Ich bin selbst oft genug auch als Fußgänger unterwegs und zwar mit zwei kleinen Kindern. Dabei habe ich Angst davor, dass ein Kind auf die Straße läuft. Wenn das dann heranfahrende Auto 30 fährt, war es das vielleicht. Bei 50 – ganz sicher. Davor dass ein Kind von einem Fahrrad erfasst wird und dann stirbt, habe ich weniger Bedenken. Denn das ist nicht völlig ausgeschlossen, aber doch sehr sehr viel unwahrscheinlicher.
Tl;dr: Motorisierter Individualverkehr ist _das_ Hauptproblem in Städten, was Platzverbrauch, Umweltbelastung und eben auch die Gefahr von Personenschäden betrifft. Deshalb sollte/muss hier mMn das Hauptaugenmerk liegen.

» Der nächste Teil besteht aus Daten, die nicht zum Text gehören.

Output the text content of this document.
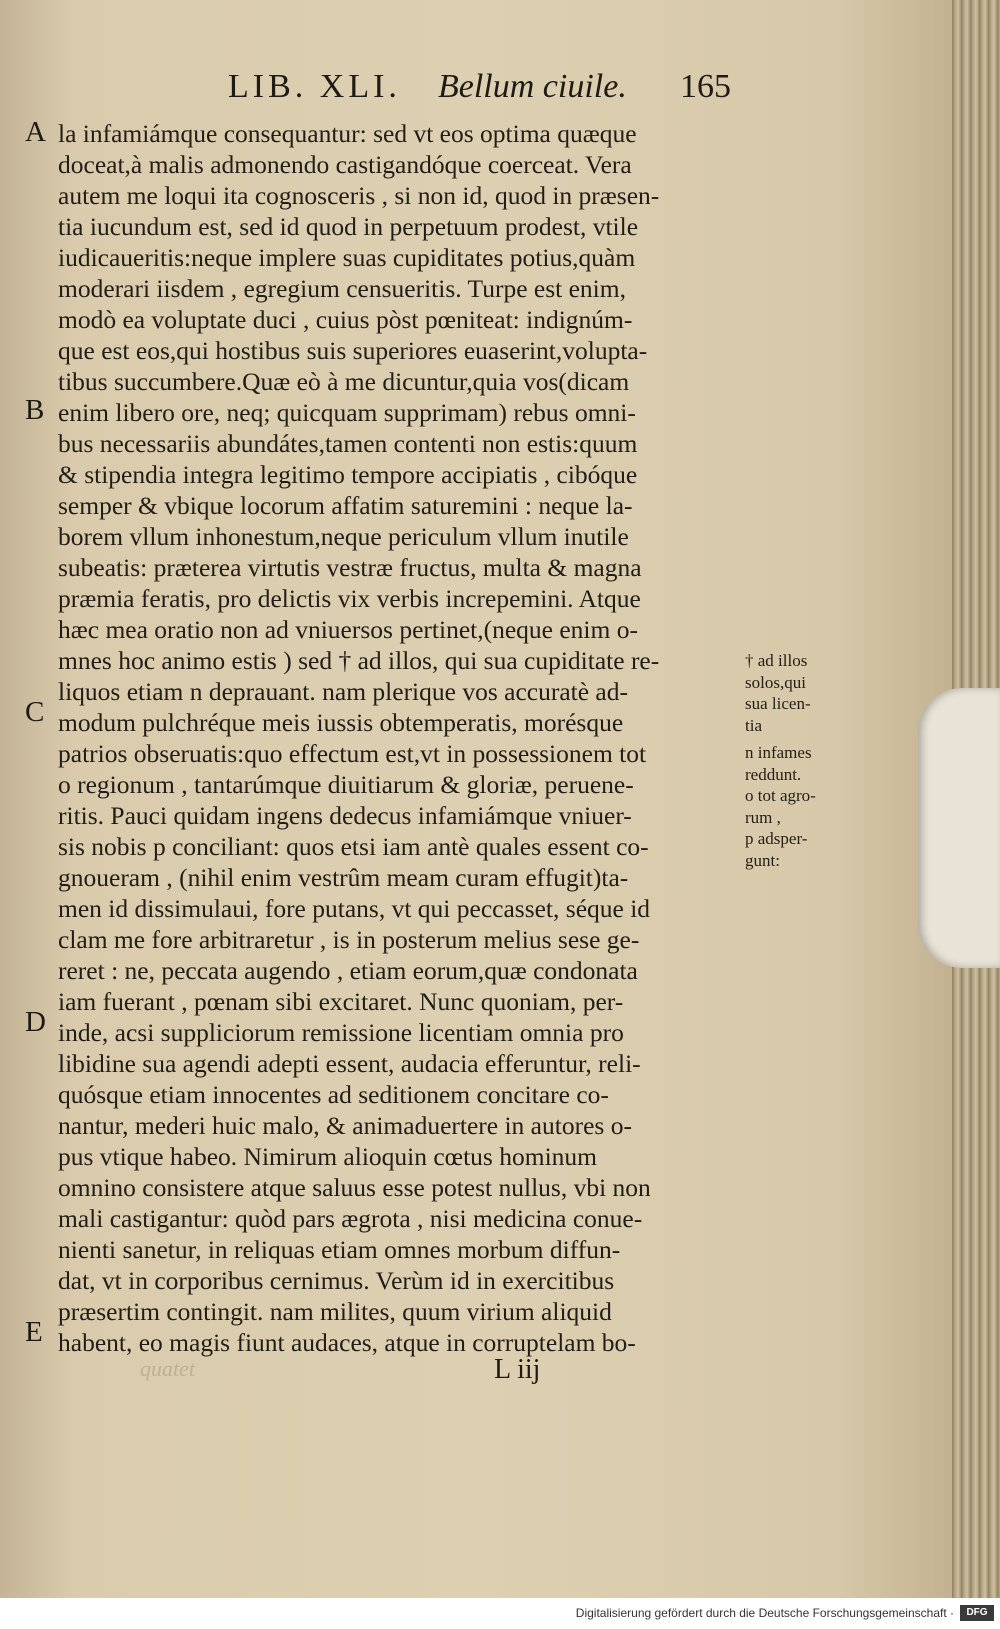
LIB. XLI. Bellum ciuile. 165
A
B
C
D
E
la infamiámque consequantur: sed vt eos optima quæque
doceat,à malis admonendo castigandóque coerceat. Vera
autem me loqui ita cognosceris , si non id, quod in præsen-
tia iucundum est, sed id quod in perpetuum prodest, vtile
iudicaueritis:neque implere suas cupiditates potius,quàm
moderari iisdem , egregium censueritis. Turpe est enim,
modò ea voluptate duci , cuius pòst pœniteat: indignúm-
que est eos,qui hostibus suis superiores euaserint,volupta-
tibus succumbere.Quæ eò à me dicuntur,quia vos(dicam
enim libero ore, neq; quicquam supprimam) rebus omni-
bus necessariis abundátes,tamen contenti non estis:quum
& stipendia integra legitimo tempore accipiatis , cibóque
semper & vbique locorum affatim saturemini : neque la-
borem vllum inhonestum,neque periculum vllum inutile
subeatis: præterea virtutis vestræ fructus, multa & magna
præmia feratis, pro delictis vix verbis increpemini. Atque
hæc mea oratio non ad vniuersos pertinet,(neque enim o-
mnes hoc animo estis ) sed † ad illos, qui sua cupiditate re-
liquos etiam n deprauant. nam plerique vos accuratè ad-
modum pulchréque meis iussis obtemperatis, morésque
patrios obseruatis:quo effectum est,vt in possessionem tot
o regionum , tantarúmque diuitiarum & gloriæ, peruene-
ritis. Pauci quidam ingens dedecus infamiámque vniuer-
sis nobis p conciliant: quos etsi iam antè quales essent co-
gnoueram , (nihil enim vestrûm meam curam effugit)ta-
men id dissimulaui, fore putans, vt qui peccasset, séque id
clam me fore arbitraretur , is in posterum melius sese ge-
reret : ne, peccata augendo , etiam eorum,quæ condonata
iam fuerant , pœnam sibi excitaret. Nunc quoniam, per-
inde, acsi suppliciorum remissione licentiam omnia pro
libidine sua agendi adepti essent, audacia efferuntur, reli-
quósque etiam innocentes ad seditionem concitare co-
nantur, mederi huic malo, & animaduertere in autores o-
pus vtique habeo. Nimirum alioquin cœtus hominum
omnino consistere atque saluus esse potest nullus, vbi non
mali castigantur: quòd pars ægrota , nisi medicina conue-
nienti sanetur, in reliquas etiam omnes morbum diffun-
dat, vt in corporibus cernimus. Verùm id in exercitibus
præsertim contingit. nam milites, quum virium aliquid
habent, eo magis fiunt audaces, atque in corruptelam bo-
† ad illos
solos,qui
sua licen-
tia
n infames
reddunt.
o tot agro-
rum ,
p adsper-
gunt:
quatet	L iij
Digitalisierung gefördert durch die Deutsche Forschungsgemeinschaft ·	DFG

Das bedeutet im Umkehrschluss nicht, dass nicht auch durch z.B. schwere E-Bikes Gefährdungen entstehen können. Alle Verkehrsteilnehmer brechen die Regeln in unterschiedlichem Umfang. Hauptunterschied ist die mögliche Folge davon.
@hap Danke für die Klarstellung. Jetzt sehe ich uns wieder "beieinander".